Research article

The PAAD/PYRIN-only protein POP1/ASC2 is a modulator of ASC-mediated nuclear-factor-kappaB and pro-caspase-1 regulation

Christian STEHLIK, Maryla KRAJEWSKA, Kate WELSH, Stanislaw KRAJEWSKI, Adam GODZIK, John C. REED

Abstract

Proteins containing PAAD {pyrin, AIM (absent-in-melanoma), ASC [apoptosis-associated speck-like protein containing a CARD (caspase-recruitment domain)] and DD (death domain)-like} (PYRIN, DAPIN) domains are involved in innate immunity, regulating pathways leading to nuclear-factor-κB (NF-κB) and pro-caspase-1 activation. Many PAAD-family proteins have structures reminiscent of Nod-1, a putative intracellular sensor of lipopolysaccharide. Hereditary mutations in some of the PAAD-family genes are associated with auto-inflammatory diseases. Several of these proteins utilize the bipartite PAAD- and CARD-containing adapter protein ASC/TMS-1 (target of methylation-induced silencing) for linking to downstream signalling pathways. In the present paper, we describe characterization of human PAAD-only protein-1 (POP1)/ASC2, which is highly homologous with the PAAD domain of ASC, and which probably originated by gene duplication on chromosome 16. We demonstrate that POP1/ASC2 associates with ASC via PAAD–PAAD interactions and modulates NF-κB and pro-caspase-1 regulation by this adapter protein. In gene transfer experiments, POP1/ASC2 suppressed cytokine-mediated NF-κB activation similar to other PAAD-family proteins previously tested. Immunohistochemical studies showed expression of POP1/ASC2 predominantly in macrophages and granulocytes.
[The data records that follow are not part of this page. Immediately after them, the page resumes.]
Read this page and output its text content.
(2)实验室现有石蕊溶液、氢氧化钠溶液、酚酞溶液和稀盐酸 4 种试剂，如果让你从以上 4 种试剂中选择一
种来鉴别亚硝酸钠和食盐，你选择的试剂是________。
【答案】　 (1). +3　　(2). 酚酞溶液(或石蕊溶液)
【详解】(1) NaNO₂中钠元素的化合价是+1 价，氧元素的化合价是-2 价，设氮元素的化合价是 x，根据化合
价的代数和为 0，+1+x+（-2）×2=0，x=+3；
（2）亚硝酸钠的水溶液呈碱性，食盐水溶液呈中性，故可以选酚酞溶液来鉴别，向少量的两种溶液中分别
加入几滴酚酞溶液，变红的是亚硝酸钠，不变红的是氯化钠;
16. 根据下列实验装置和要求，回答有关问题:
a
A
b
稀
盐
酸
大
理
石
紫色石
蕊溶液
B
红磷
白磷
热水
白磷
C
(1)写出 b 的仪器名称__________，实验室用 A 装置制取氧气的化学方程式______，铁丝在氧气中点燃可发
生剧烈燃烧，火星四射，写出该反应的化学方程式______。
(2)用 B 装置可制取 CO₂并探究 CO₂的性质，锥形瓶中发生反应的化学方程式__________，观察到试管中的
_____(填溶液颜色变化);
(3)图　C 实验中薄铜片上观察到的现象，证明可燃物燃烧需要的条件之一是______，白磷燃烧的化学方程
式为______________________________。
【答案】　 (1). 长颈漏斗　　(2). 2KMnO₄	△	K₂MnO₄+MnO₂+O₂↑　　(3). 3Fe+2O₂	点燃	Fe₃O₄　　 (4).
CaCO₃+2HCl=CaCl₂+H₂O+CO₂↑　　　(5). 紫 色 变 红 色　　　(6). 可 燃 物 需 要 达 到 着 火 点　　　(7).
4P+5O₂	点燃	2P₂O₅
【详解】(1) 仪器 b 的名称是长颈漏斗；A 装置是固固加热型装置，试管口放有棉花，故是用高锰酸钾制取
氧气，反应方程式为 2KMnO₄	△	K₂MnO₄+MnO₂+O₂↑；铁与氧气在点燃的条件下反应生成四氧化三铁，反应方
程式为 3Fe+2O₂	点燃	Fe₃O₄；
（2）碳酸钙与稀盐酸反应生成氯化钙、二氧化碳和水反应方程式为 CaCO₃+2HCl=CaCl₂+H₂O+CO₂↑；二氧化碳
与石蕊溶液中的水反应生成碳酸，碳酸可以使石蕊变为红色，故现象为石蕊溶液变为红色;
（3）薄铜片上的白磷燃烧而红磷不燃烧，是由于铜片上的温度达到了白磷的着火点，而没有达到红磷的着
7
We propose that POP1/ASC2 functions as a modulator of multidomain PAAD-containing proteins involved in NF-κB and pro-caspase-1 activation and innate immunity.

  • cryopyrin
  • nuclear factor (NF-)κB inhibitor kinase complex (IKK complex)
  • innate immunity
  • interleukin-1β
  • pyrin

Footnotes

  • Abbreviations used: CARD, caspase-recruitment domain; ASC, apoptosis-associated speck-like protein containing a CARD; DD, death domain; DED, death-effector domain; DEFCAP, death effector filament-forming Ced-4-like apoptosis protein; DMEM, Dulbecco's modified Eagle's medium; DTT, dithiothreitol; ECL®, enhanced chemiluminescence; EST, expressed sequence tag; FCS, fetal calf serum; FLIP, Fas-associated DD-like IL-1β-converting enzyme (‘FLICE’)-inhibitory protein; GFP, green fluorescent protein; GST, glutathione S-transferase; HA, haemagglutinin; ICE, IL-1β-converting enzyme; IκB, inhibitory κB; IKK, IκB kinase; IL-1β, interleukin-1β; LPS, lipopolysaccharide; NAC, nucleotide-binding domain and CARD-containing protein; NACHT, NAIP (neuronal apoptosis inhibitory protein), CIITA (MHC class II transcription activator), HET-E (incompatibility locus protein from Podospora anserina) and TP1 (telomerase-associated protein); NALP, NACHT, LRR (leucine-rich repeat) and PYRIN protein; Neo, neomycin; NF-κB, nuclear factor κB; NP40, Nonidet P40; PAAD, pyrin, AIM (absent-in-melanoma), ASC and DD-like; PAN2, PAAD- and NACHT-containing protein; POP1, PAAD-only protein-1; PYPAF, PYRIN-containing Apaf1-like protein; RFP, red fluorescent protein; RT, reverse transcriptase; TBK1, TRAF-associated NF-κB activator (TANK)-binding kinase 1; TNF, tumour necrosis factor; TRAF, TNF-receptor-associated factor.